Commercial printers offer a range of different print processes suitable for different types of jobs. Each process has advantages and disadvantages over the others. In this article I look at each of the print processes and examine how they work and what their advantages are.

Lithographic press (litho)

Printing hasn’t really changed a great deal since Gutenburg gave us the printing press in 1468. Technology has allowed modern printing presses to produce millions of copies of a page in a single day, but the principle of applying pressure to an inked surface resting upon paper, thereby transferring an offset of an image, remains the same.

These days a printer creates a set of ‘plates’ which are used to press the image onto paper. There are initial costs involved in creating the plates and setting up the press. This means a litho job can be expensive and take time, but for large print runs it remains the most efficient process and also boasts superior quality and finish.



Digital print press

Digital print presses are essentially very big and very fast colour laser printers. They can handle some heavier papers and cards but offer nowhere near as much flexibility as litho print. Digital is good because it is instant. Jobs can be turned around in a day if need be and there are no setup costs which means you pay for what you print.

These days the top of the range digital print presses offer very high quality - almost comparable to a litho print job. However, not all printers have the latest top of the range digital presses. In fact unless you are very lucky, digital will give you a noticeable drop in print quality and colour will almost certainly not match.



Other print processes

Large format inkjet

See that inkjet printer sat on your desk? Imagine one of those as wide as your room printing on huge rolls of paper or cloth - that’s a large format inkjet. This is an excellent solution for printing things like one-off exhibition banners and translucent window graphics. However, large format printing can be expensive.

Screen printing

Screen printing, as made famous by Andy Warhol, is a highly versatile printing technique. It can be used to print on all sorts of materials from plastic to metals to cotton t-shirts, and many methods can be used to print special colours such as metallic colours or suedes or glosses.

To summarise

When you are creating any kind of material that is going to be printed, you should speak to a good local printer before you start designing. If you have a good relationship with a printer they will be more than happy to advise on what type of print process best suits your needs, and you can therefore tailor your design accordingly.

What advice can you offer for choosing the right print process? If you have any hints and tips or words of wisdom, please leave them in the comments below.

4 responses

Toon responded on with…

I’m glad you put….

(but technology is improving)

It’s quite true, I’ve seen some awesome digital prints in the last few months.

Aaron responded on with…

Hey Toon - You’re absolutely right. In one of my previous jobs a sales rep for a digital printing firm offered to print a few copies of one of our magazines to see if we could spot any difference in the quality. It has to be said that any differences were very slight and it was damn good quality.

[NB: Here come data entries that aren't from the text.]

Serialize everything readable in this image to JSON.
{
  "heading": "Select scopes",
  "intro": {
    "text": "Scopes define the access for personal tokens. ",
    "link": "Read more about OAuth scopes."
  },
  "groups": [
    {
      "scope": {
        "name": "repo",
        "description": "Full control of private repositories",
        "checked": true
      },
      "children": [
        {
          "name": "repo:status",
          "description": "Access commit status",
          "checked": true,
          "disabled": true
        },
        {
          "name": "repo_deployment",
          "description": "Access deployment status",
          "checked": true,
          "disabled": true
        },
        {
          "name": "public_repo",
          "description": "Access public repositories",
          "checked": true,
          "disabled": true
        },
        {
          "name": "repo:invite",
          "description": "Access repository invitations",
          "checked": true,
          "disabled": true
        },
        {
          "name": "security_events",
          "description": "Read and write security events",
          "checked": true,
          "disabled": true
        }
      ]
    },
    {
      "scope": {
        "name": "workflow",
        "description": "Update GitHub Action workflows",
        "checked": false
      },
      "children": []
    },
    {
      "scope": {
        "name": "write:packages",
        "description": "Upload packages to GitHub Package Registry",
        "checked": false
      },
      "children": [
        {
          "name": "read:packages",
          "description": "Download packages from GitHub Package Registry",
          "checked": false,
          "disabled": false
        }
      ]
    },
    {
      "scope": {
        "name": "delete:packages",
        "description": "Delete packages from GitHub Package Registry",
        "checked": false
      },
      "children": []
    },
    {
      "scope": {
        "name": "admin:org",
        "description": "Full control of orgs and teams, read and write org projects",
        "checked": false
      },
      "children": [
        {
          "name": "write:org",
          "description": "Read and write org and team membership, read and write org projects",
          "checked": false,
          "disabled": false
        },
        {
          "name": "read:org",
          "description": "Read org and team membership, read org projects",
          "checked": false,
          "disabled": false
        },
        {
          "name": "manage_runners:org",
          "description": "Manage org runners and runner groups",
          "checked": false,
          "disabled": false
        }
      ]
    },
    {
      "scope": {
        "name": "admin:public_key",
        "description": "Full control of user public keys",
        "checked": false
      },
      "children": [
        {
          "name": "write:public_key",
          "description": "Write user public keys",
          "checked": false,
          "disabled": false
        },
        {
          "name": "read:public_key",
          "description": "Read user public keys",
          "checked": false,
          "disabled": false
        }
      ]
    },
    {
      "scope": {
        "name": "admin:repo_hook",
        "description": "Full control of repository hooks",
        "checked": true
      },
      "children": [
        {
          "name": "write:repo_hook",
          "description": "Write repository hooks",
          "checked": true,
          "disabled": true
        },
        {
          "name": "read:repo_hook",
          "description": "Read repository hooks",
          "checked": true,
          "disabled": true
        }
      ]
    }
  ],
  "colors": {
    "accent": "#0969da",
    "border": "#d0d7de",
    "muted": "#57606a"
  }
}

That was about a year and half ago and I expect the technology has improved since, but with the technology improving so rapidly it’s difficult to for print firms to keep up - they can’t replace their digital presses every year. So I think generally unless you hunt around there still is a noticeable drop in quality with digital print, but in five years time that might not be the case any more.

Arian responded on with…

I love how you present both side of the argument. Too often people give a bias opinion when comparing two things. I felt that by giving both the pros and cons of the lithographic and digital print press, you can help readers determine which is better for their needs. I really enjoyed your article, and love the design of your site.

Gareth responded on with…

There used to be a world of difference between a traditional flyer and brochure printers, but with things like digital business card increasing in popularity, printers had no choice but to improve the quality of their product.